I told him I didn’t think love was the war zone. That had to be something else. Desire. Lust. Greed. Control. Jealousy. Need. Those troubadours of conflict show up in the romantic relationship we call ‘being in love.’ Being in a space. Those are the things create the friction, the sense that there is chaos in the space.

The love I am talking about is not in the space. And yeah, it’s already there. When you climb out of that crazy place that empties and fills, thrills you one minute and haunts you the next, you bump right into it.

And then what? he said. You live happily ever after?

You live, I said.

He took his cup, smiled and told me he’d like to come back in five years and ask me how that little declaration still shapes up for me.

I told him I wouldn’t be in this coffee shop in five years.

He laughed. Gave me a big tip.

I don’t think he understood a word I said.


Ciao,

Monday, December 1, 2008

Love, Lauren

Hey Raul:

Glad to hear you didn’t totally choke on your exam. Didn’t think you would. You should celebrate with flan. Esperanza would totally approve. And I know it’s your favorite.

Well, the guy from the publishing house is coming out to see the diary. He arrives on Friday. I can’t believe how nervous I am about him coming. I already feel like I need to get a talking paper ready to defend Mercy’s every thought and action. Stupid. No one’s diary needs a defense. We’re having the meeting at Abigail’s. I told Abigail I thought her lawyer should be here for the meeting and she asked why. I didn’t have an answer. I just thought he should be there. I texted my dad and asked him what he thought and he called me and said of course a lawyer should be there. My lawyer. I reminded him I don’t have one.
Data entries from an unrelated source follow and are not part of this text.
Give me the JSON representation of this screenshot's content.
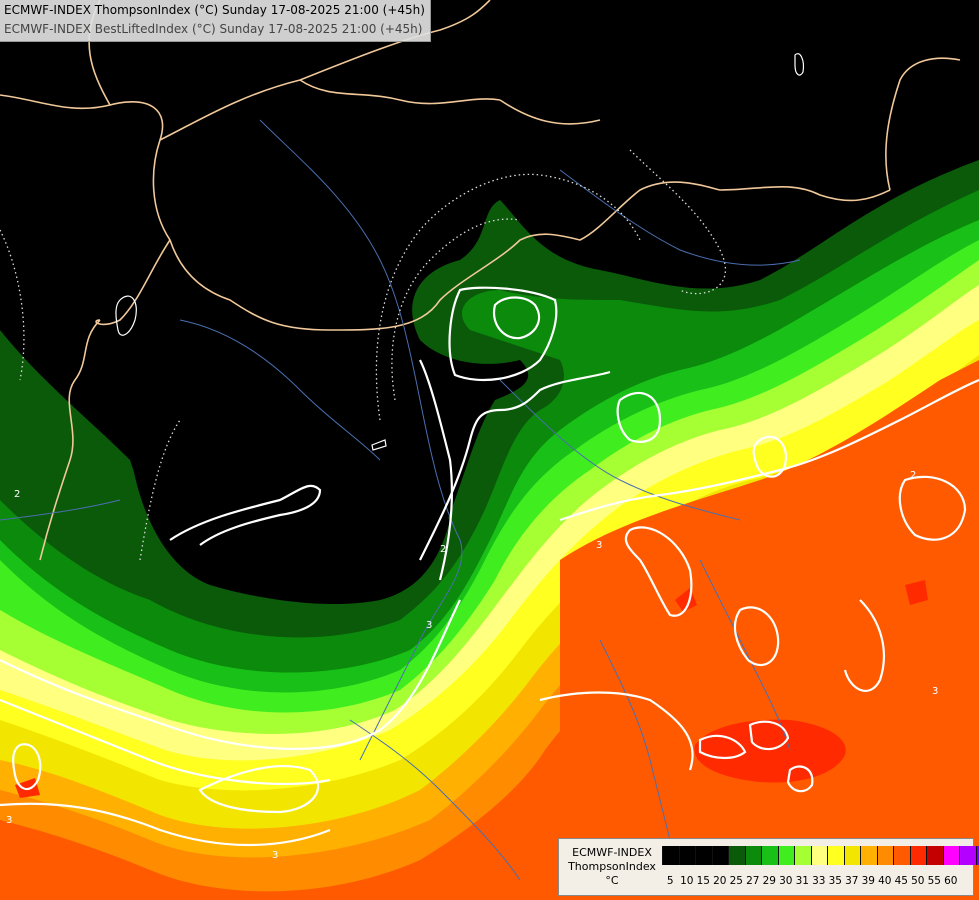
{
  "title": {
    "line1": "ECMWF-INDEX ThompsonIndex (°C) Sunday 17-08-2025 21:00 (+45h)",
    "line2": "ECMWF-INDEX BestLiftedIndex (°C) Sunday 17-08-2025 21:00 (+45h)"
  },
  "legend": {
    "label_line1": "ECMWF-INDEX",
    "label_line2": "ThompsonIndex",
    "unit": "°C",
    "swatches": [
      "#000000",
      "#000000",
      "#000000",
      "#000000",
      "#0a5a0a",
      "#0b8a0b",
      "#18c018",
      "#40ee20",
      "#a6ff33",
      "#ffff80",
      "#ffff20",
      "#f2e600",
      "#ffb000",
      "#ff8c00",
      "#ff5a00",
      "#ff2a00",
      "#c40000",
      "#ff00ff",
      "#b400ff",
      "#7a00ff",
      "#0000ff",
      "#000000"
    ],
    "ticks": [
      "5",
      "10",
      "15",
      "20",
      "25",
      "27",
      "29",
      "30",
      "31",
      "33",
      "35",
      "37",
      "39",
      "40",
      "45",
      "50",
      "55",
      "60"
    ]
  },
  "contour_labels": [
    "2",
    "2",
    "2",
    "3",
    "3",
    "3",
    "3",
    "3"
  ]
}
He said I’ve always had one. (Oh, BTW, this lawyer I’ve always had is drawing up papers so that Abigail’s gifting of the diary to me will be a legal transaction that will stand up in court in case there are problems later. I know what he means. But still. . .) Anyway, my lawyer is coming to the meeting too. His name is Brent. Not sure if that is his first name or last.

Abigail had to be coaxed into being at the meeting. She is so detached from the diary now. I don’t think I will ever be. Not even when I give it to a museum, which I will do. I don’t know how she can be that aloof but perhaps that is her coping mechanism for letting go of all those years of regret. Distance. Graham has no interest in being there, thank God. There’s no reason why he should. But he’s asked more than a couple questions about the diary. I think he can sense it’s a book that forces you to confront your choices. I am not sure what to make of Graham. He seems so sad. Esperanza said he’s said because he hasn’t played a game of cards in a month. I don’t think that’s it.

Gotta run. Class in five.

Miss you so much,
Love, Lauren

p.s. I took your advice and left the newspaper clipping of Tom Kimura’s obituary on the table by Abigail’s favorite armchair in the library. I bought a lavender-hued primrose to set beside it. She said nothing to me about the obit. But she thanked me for the primrose. Which is the same thing, don’t you think?